Se refiere Jesús a la posibilidad de traicionar nuestra conciencia, olvidar las
fidelidades a las que nos debemos hasta poner en peligro la salvación eterna,
sacrificar lo definitivo en aras de lo inmediato. Ese tendría que ser nuestro real
temor. Lo que más daña a la Iglesia no son las persecuciones sino las cobardías.
Tendría infundirnos confianza la certeza de que Dios se interesa por nosotros, que a
sus ojos valemos infinitamente más que las aves del cielo y los lirios del campo. El
Cardenal Cardjin, fundador de la JOC, solía repetir que "el alma de un joven
trabajador vale ante Dios más que todo el oro del mundo".
Si creyéramos de verdad que Dios es nuestro Padre, viviríamos sin miedo, en la
certeza de que nada definitivamente malo nos puede suceder. Pero ese es el
problema, que lo olvidamos. Por eso, a la hora de recibir el sacramento de la
confirmación pedimos para los confirmandos, como don del Espíritu, el temor de
Dios, que no es vivir temiendo a Dios, sino, más bien, temer que nos olvidemos de
El, que le volvamos la espalda y perdamos el verdadero fundamento de nuestra
vida Este santo temor de Dios es, como dice la Escritura, principio de sabiduría.

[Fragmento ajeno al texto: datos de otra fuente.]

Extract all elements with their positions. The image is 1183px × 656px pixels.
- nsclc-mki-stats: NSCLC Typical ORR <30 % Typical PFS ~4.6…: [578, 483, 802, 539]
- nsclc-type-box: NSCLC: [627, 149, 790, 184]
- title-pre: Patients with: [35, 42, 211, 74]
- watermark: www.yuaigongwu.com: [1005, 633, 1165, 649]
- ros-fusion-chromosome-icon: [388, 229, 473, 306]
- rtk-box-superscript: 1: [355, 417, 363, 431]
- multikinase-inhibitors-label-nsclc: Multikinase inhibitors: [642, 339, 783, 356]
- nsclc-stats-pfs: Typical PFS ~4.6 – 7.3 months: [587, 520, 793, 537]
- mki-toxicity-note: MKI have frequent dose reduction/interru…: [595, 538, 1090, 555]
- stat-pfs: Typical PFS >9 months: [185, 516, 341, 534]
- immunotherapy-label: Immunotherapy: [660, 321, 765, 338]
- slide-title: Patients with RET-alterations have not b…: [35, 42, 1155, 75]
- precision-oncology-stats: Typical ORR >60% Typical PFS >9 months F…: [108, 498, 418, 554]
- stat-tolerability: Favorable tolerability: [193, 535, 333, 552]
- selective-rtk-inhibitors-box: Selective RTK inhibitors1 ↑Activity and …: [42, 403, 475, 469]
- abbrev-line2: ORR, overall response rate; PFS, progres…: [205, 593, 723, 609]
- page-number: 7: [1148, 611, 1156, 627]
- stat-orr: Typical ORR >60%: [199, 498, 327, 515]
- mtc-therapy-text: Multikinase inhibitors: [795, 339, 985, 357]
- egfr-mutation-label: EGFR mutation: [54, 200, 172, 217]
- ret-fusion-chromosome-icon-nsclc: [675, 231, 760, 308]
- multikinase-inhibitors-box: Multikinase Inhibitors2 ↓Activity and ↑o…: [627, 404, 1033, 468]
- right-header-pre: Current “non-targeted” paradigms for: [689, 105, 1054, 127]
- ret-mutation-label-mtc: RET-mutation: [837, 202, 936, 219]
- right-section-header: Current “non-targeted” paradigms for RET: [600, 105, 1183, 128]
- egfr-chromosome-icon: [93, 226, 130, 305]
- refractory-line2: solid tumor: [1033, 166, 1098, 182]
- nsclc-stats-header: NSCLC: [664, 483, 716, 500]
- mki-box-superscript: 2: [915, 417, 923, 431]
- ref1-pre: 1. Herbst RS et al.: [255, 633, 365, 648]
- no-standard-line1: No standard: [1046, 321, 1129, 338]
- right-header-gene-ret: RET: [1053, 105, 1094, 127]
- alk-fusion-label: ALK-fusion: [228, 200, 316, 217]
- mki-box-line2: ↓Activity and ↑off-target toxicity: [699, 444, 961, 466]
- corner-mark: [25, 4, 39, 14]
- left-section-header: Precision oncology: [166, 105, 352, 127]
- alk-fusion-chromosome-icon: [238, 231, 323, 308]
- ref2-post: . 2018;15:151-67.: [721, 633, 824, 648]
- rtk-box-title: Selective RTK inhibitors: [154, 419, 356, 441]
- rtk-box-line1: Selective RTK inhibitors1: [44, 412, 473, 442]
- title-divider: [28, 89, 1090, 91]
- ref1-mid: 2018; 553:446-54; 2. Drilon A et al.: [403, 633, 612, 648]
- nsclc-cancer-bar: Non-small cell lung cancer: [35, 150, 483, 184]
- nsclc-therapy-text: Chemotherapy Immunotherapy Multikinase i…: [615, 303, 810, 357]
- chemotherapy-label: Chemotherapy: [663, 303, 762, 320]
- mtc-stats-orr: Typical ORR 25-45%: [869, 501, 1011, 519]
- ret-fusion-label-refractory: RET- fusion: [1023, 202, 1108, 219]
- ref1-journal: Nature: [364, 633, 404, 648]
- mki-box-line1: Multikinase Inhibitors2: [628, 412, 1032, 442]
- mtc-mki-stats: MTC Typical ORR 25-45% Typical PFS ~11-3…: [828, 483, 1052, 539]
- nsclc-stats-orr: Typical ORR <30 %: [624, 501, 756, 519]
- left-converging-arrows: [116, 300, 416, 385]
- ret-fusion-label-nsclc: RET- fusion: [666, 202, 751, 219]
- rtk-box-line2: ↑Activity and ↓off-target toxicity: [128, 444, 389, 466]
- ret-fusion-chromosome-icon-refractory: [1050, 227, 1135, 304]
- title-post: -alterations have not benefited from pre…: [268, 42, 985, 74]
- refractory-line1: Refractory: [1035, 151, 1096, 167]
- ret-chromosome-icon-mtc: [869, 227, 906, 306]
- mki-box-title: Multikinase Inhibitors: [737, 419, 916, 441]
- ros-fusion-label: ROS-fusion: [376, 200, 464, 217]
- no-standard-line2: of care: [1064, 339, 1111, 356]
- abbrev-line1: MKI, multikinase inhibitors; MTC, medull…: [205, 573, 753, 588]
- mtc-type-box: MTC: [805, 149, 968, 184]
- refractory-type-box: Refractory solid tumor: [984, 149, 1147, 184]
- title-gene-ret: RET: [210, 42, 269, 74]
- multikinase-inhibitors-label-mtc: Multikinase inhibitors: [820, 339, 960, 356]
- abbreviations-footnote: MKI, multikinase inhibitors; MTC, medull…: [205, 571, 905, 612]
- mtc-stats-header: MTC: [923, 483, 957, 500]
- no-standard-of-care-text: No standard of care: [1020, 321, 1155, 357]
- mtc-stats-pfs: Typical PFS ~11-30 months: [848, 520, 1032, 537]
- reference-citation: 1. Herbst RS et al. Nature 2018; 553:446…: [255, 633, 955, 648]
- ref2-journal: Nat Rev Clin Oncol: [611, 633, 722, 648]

En las Actas de los mártires de los primeros siglos, documentos civiles en que se
recoge el verbal de los procesos, encontramos testimonios admirables de fortaleza
y fidelidad. Recuerdo ahora el proceso del obispo Cipriano, hombre de cultura,
pagano, célebre maestro de retórica, que en su madurez se concierte al
cristianismo, se hace sacerdote y, más tarde, es elegido obispo de Cartago. Cuando
arrecia la persecución es arrestado, y el procónsul romano le interroga: “¿ Tú eres el
jefe aquí de esa secta sacrílega de los cristianos?”. Él responde: - “ Sí, lo soy”. –“El
Emperador ha ordenado que ofrezcas sacrificios a los dioses”- “No lo haré”. Todavía
el procónsul, que quería salvarlo, porque lo conoce y estima como hombre de
cultura, intenta que abjure de sus creencias: -“Reflexiona: ¿Sabes que, si
perseveras en esta sacrílega secta, serás torturado y decapitado?” -“ Lo sé”.
Bellísima la respuesta de Cipriano: “¿Reflexionar? No tengo necesidad de
reflexionar en algo que para mí es tan claro”. Al oír la sentencia que ordena que sea
decapitado, Cipriano responde con serenidad: “Sean dadas gracias a Dios”.
Es verdad que en nuestra Iglesia abundamos los mediocres, pero no es menos
cierto que la lista de creyentes como Cipriano sería interminable. Bastaría, para
confirmarlo, con repasar las actas de los mártires de ayer…y de hoy.